税制改正大綱を決定 所得税定額減税の制度設計など 自公両党
自民・公明両党は、来年度の税制改正大綱を14日決定し、所得税などの定額減税について年収2000万円を超える人を対象から外す所得制限を設けることを盛りこみました。
一方、防衛費の財源確保に向けた増税は具体的な開始時期の決定を見送りました。
与党の税制改正大綱は、14日午後、自民・公明両党の政務調査会長と税制調査会長らが会談して決定しました。
大綱では、1人あたり4万円の所得税などの定額減税について、富裕層は対象にすべきではないとして、年収2000万円を超える人を外す所得制限を設けるとしています。
また、定額減税を来年実施することを明記した上で、公明党の主張にも配慮して柔軟に対応できるとした内容を盛り込み、再来年以降の実施にも含みを持たせました。

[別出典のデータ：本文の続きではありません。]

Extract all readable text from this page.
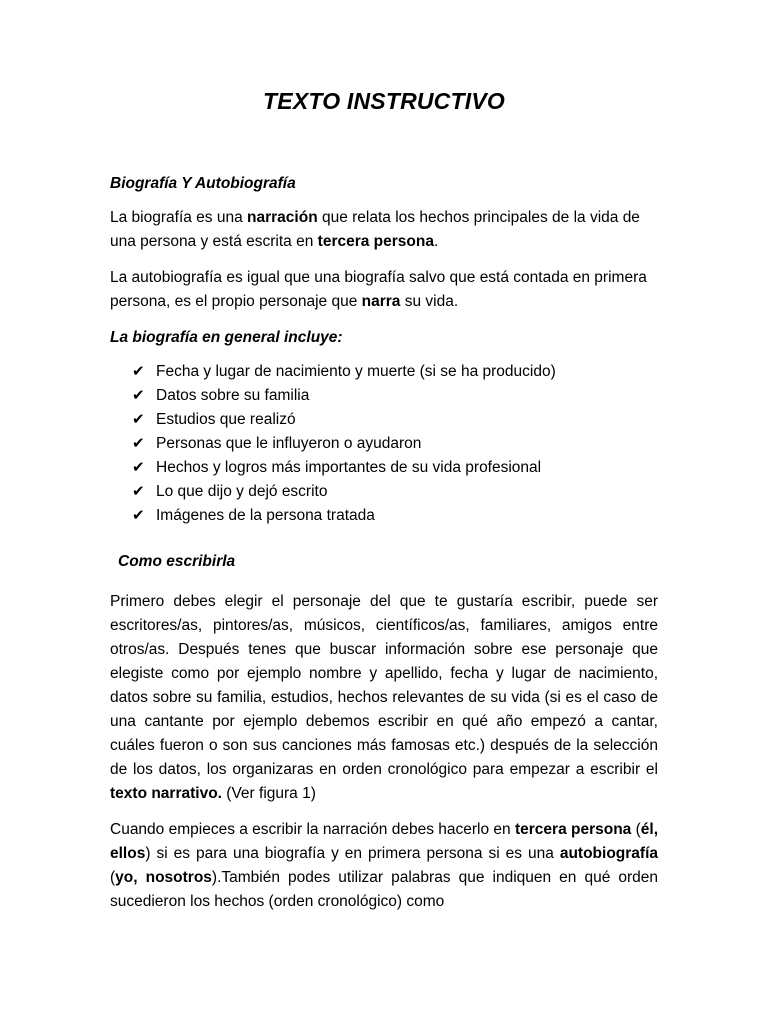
TEXTO INSTRUCTIVO
Biografía Y Autobiografía

La biografía es una narración que relata los hechos principales de la vida de una persona y está escrita en tercera persona.

La autobiografía es igual que una biografía salvo que está contada en primera persona, es el propio personaje que narra su vida.

La biografía en general incluye:
✔ Fecha y lugar de nacimiento y muerte (si se ha producido)
✔ Datos sobre su familia
✔ Estudios que realizó
✔ Personas que le influyeron o ayudaron
✔ Hechos y logros más importantes de su vida profesional
✔ Lo que dijo y dejó escrito
✔ Imágenes de la persona tratada
Como escribirla

Primero debes elegir el personaje del que te gustaría escribir, puede ser escritores/as, pintores/as, músicos, científicos/as, familiares, amigos entre otros/as. Después tenes que buscar información sobre ese personaje que elegiste como por ejemplo nombre y apellido, fecha y lugar de nacimiento, datos sobre su familia, estudios, hechos relevantes de su vida (si es el caso de una cantante por ejemplo debemos escribir en qué año empezó a cantar, cuáles fueron o son sus canciones más famosas etc.) después de la selección de los datos, los organizaras en orden cronológico para empezar a escribir el texto narrativo. (Ver figura 1)

Cuando empieces a escribir la narración debes hacerlo en tercera persona (él, ellos) si es para una biografía y en primera persona si es una autobiografía (yo, nosotros).También podes utilizar palabras que indiquen en qué orden sucedieron los hechos (orden cronológico) como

児童手当を高校生まで拡充することに伴い、高校生などを扶養する場合の扶養控除の扱いについては、所得税の課税対象から差し引く控除額を年38万円から25万円に住民税は年33万円から12万円に縮小する案をもとに来年、結論を出すとしています。
その上で、子育て世帯への税制面の支援を強化するため、来年引き下げが予定されていた住宅ローン減税の対象となる借入額の上限を、子育て世帯や夫婦のいずれかが39歳以下の若い世帯に限り、引き下げを見送るとしています。
一方、1億円を超える企業が対象となる外形標準課税について、課税逃れを防ぐため、企業が資本金を1億円以下に減らし資本剰余金として計上しても、あわせて10億円を超える場合は課税の対象にするとしています。
さらに、賃上げを実施した企業の法人税を減税する「賃上げ税制」では、赤字などの中小企業でも、5年以内であれば黒字になるまで減税の優遇措置を繰り越せる制度を導入するとしています。
また、半導体や蓄電池など脱炭素や経済安全保障の観点から重要な物資を国内で生産する企業に対する減税措置を新設するなど、賃上げや国内投資を促すための税制も盛り込んでいます。
一方で、防衛費の財源確保に向けた増税については、今回も具体的な開始時期の決定を見送りました。
このほか、ガソリン税の上乗せ部分の課税を停止する「トリガー条項」をめぐり、自民・公明・国民民主の3党で引き続き協議することを盛り込む方針でしたが、国民民主党が内閣不信任決議案に賛成したことを問題視し記載を見送りました。
減税とあわせ 低所得者への給付も
1人当たり4万円の所得税などの定額減税とあわせ、政府は低所得者への給付措置も設けることにしています。
所得税と住民税の非課税世帯には、すでに給付している3万円に加え、7万円の給付を行うことにしています。
また、所得税を納めていないものの住民税は納めている世帯も、10万円を給付する方針です。
政府は、こうした世帯のうち、子育て世帯には、さらに手厚い支援が必要だとして、18歳以下の子ども1人当たり5万円を追加で給付する方向で調整を進めています。
いずれも早ければ来年2月から3月にかけて給付を始めたいとしています。
さらに政府は、所得税を納めていても年間の納税額が1人当たり4万円に満たない人に対しては、減税額に達するまでの差額を1万円単位で給付する案を検討しています。
一連の措置の財源には、今年度の当初予算の予備費と今年度の補正予算を充てる計画です。